[Toybox] poking at find.

Thu Jul 10 03:45:21 PDT 2014

Sorry for the radio silence, I've been poking at find.c and wound up
starting over from scratch.

Find needs to work on more than one directory. Doing "find .." is valid.
The -name filter is a glob(), not a regex (as the current one's comments
say, although that's actually a todo and what's implemented is a raw
string match). Each filter/action currently occurs in 3 places (define,
parse, use) that have to match up so adding the remaining dozen or so
posix-required filters would be fiddly...

But backing up to a couple more fundamental issues: traversal has subtle
requirements in the standard that dirtree actually has the
infrastructure to get right, but it's subtle. If you traverse on ".",
"./", and ".//" all three of them have explicitly requirements (you
should get "./blah", "./blah", and ".//blah" respectively. No really.)
So I need to add that to to the test suite...
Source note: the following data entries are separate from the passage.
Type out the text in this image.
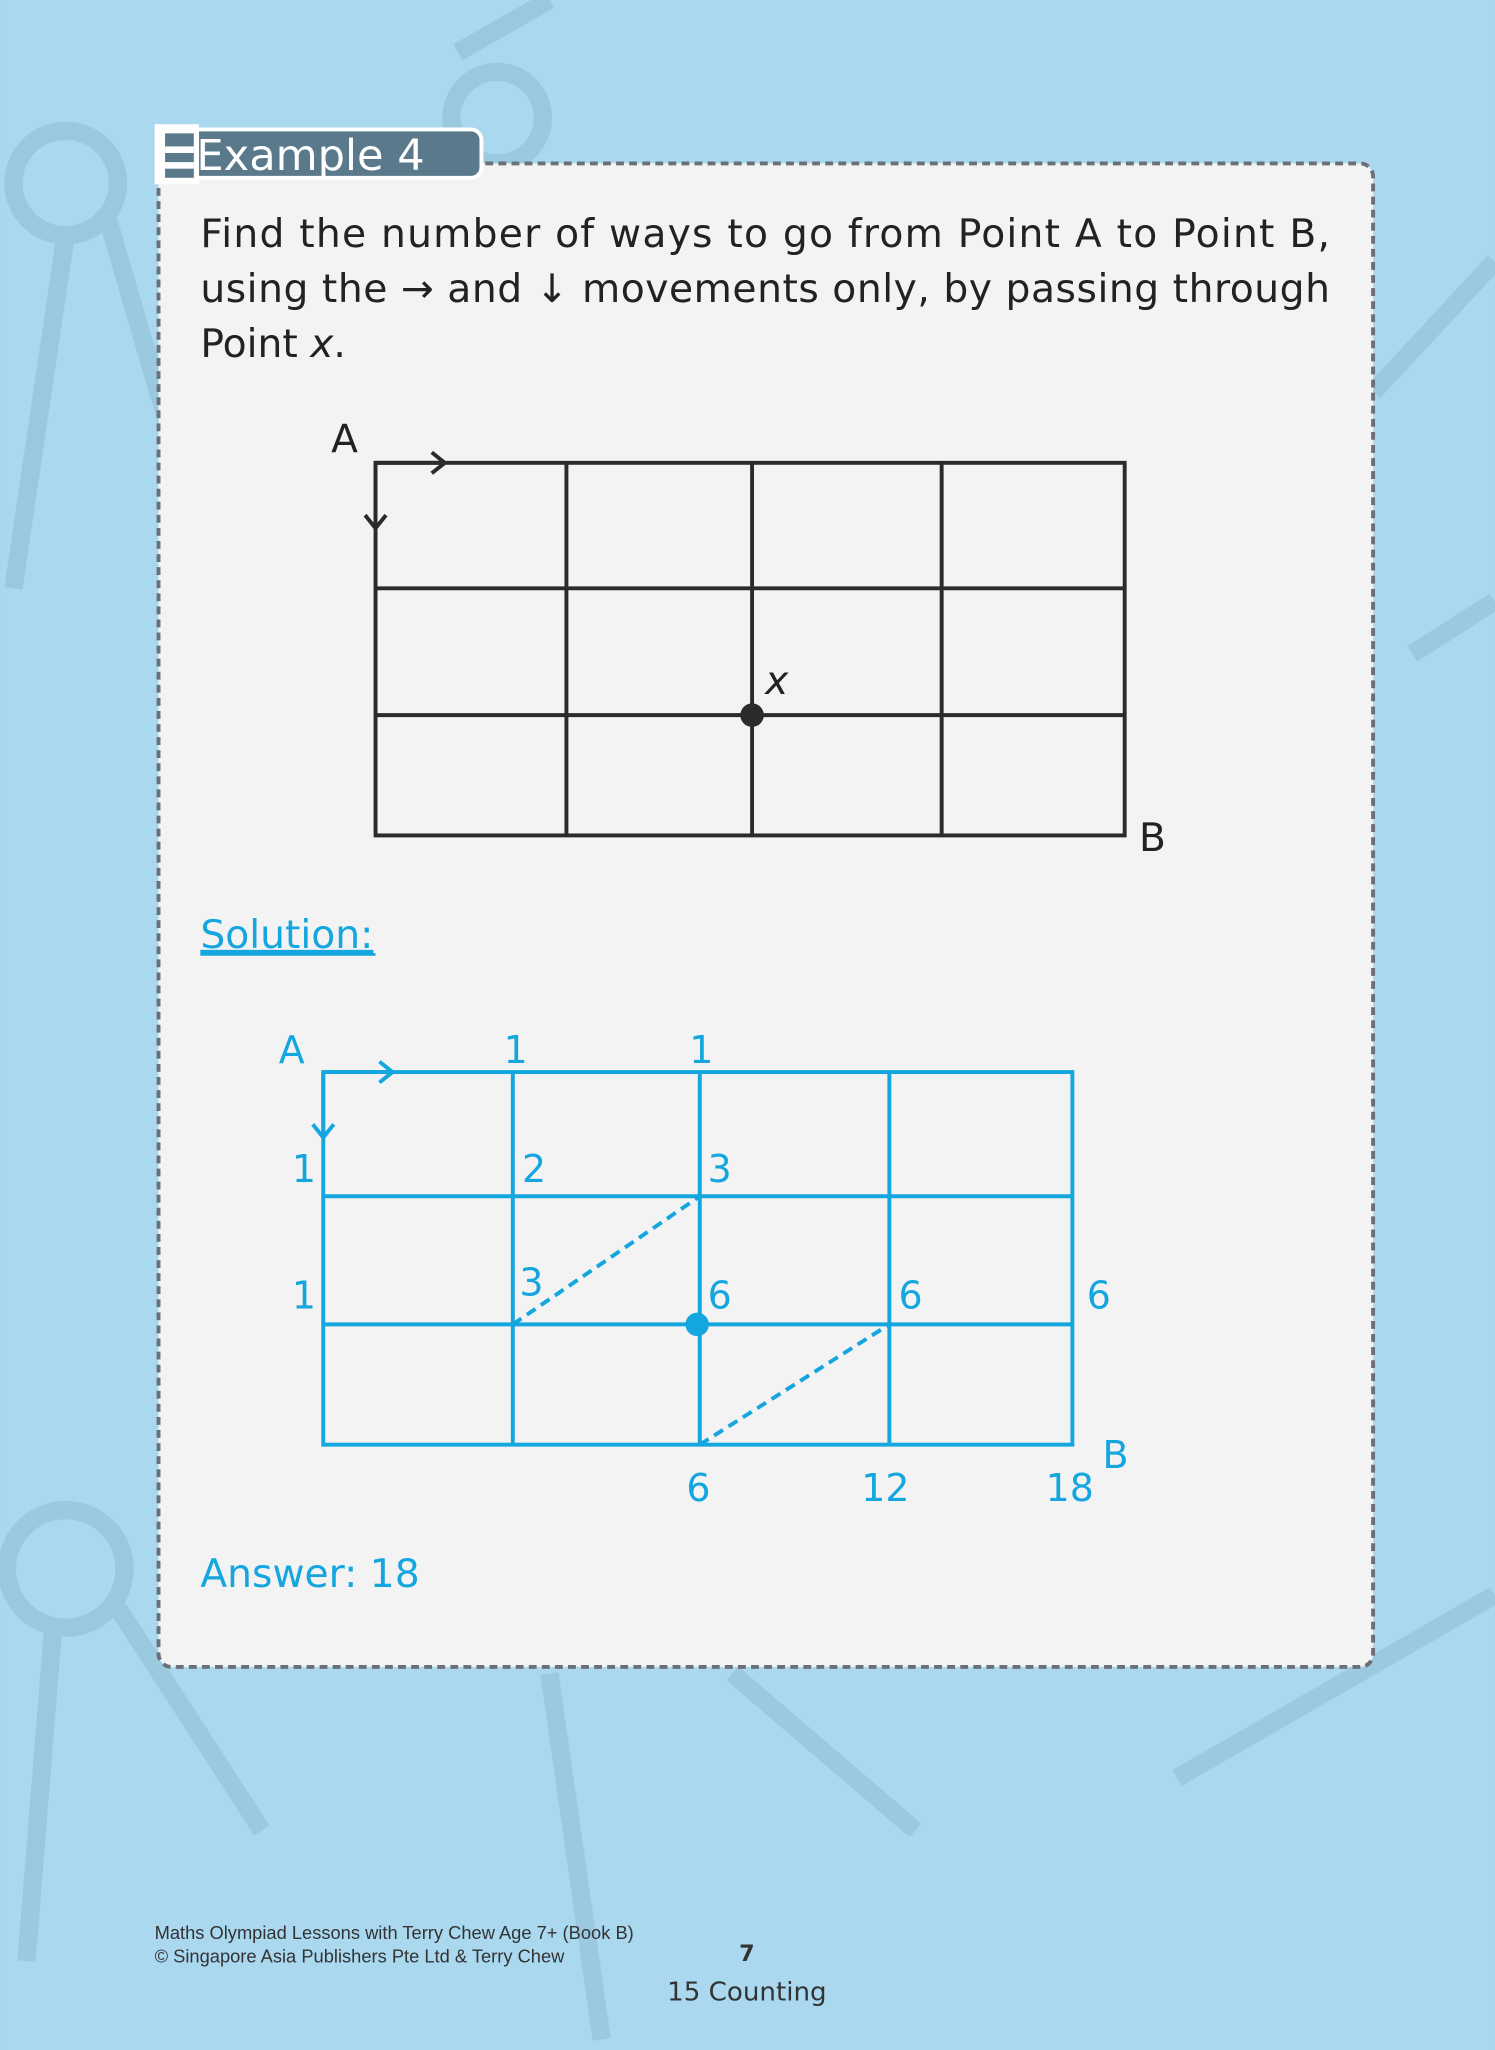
Example 4
Find the number of ways to go from Point A to Point B,
using the → and ↓ movements only, by passing through
Point x.
A
x
B
Solution:
A	1	1
1	2	3
1	3	6	6	6
B
6	12	18
Answer: 18
Maths Olympiad Lessons with Terry Chew Age 7+ (Book B)
© Singapore Asia Publishers Pte Ltd & Terry Chew	7
15 Counting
And then there's -HL, which are sadly still a todo in the "cp" command,
and to make that work i need something like:

static int do_find(struct dirtree *new)
{
  return DIRTREE_RECURSE|((toys.optflags&FLAG_L) ? DIRTREE_SYMFOLLOW : 0);
}

void find_main(void)
{
  // Loop through paths
  for (i = 0; i < len; i++) {
    struct dirtree *new;

    new = dirtree_add_node(0, toys.optargs[i],
      toys.optflags&(FLAG_H|FLAG_L));
    if (new) dirtree_handle_callback(new, do_find);
  }
}

Again, with checks in the test suite.

The other thing I'm looking at is the ( ) -o ( ) logic (-a is a NOP,
it's implied). As far as I can tell this doesn't require evaluation
reordering because there are no options with different precedence, so
you don't need to make trees and stuff. A simple if (!strcmp(s,
"-blah")) { } else if (!strcmp(s, "-blah")) staircase should handle it;
the tokenization pass is an optimization to speed stuff up but probably
premature optimization of something that's not actually a bottleneck.
(Might be slightly easier to implement the parentheses handling as a
recursive function rather than pushing true/false values onto a stack,
but I'm still working through that.)

Anyway, the old one wasn't designed around a reading of the POSIX spec
for this function and the new one is.

A workflow issue I've hit before (with my half-finished dd rewrite) is
that if I do decide to rewrite a pending comand instead of iteratively
cleaning up what's there, I haven't to a good place to _put_ the new one
until it's finished. I don't want to delete the old "sort of works but
the infratructure is wrong" version and replace it with "this is a clear
regression" code at my first couple unfinished stopping points. So I
leave it out of tree until it's almost done and tested, and all anyone
else sees is silence followed by a sudden new unexplained command...

Not sure how to handle that. (The alternative of checking in stopping
points leads people to think that sed.c actually does something and
mdev.c is on par with the busybox version...)

Eh, solution is to finish everything. Working on it... :)

Rob

 1404989121.0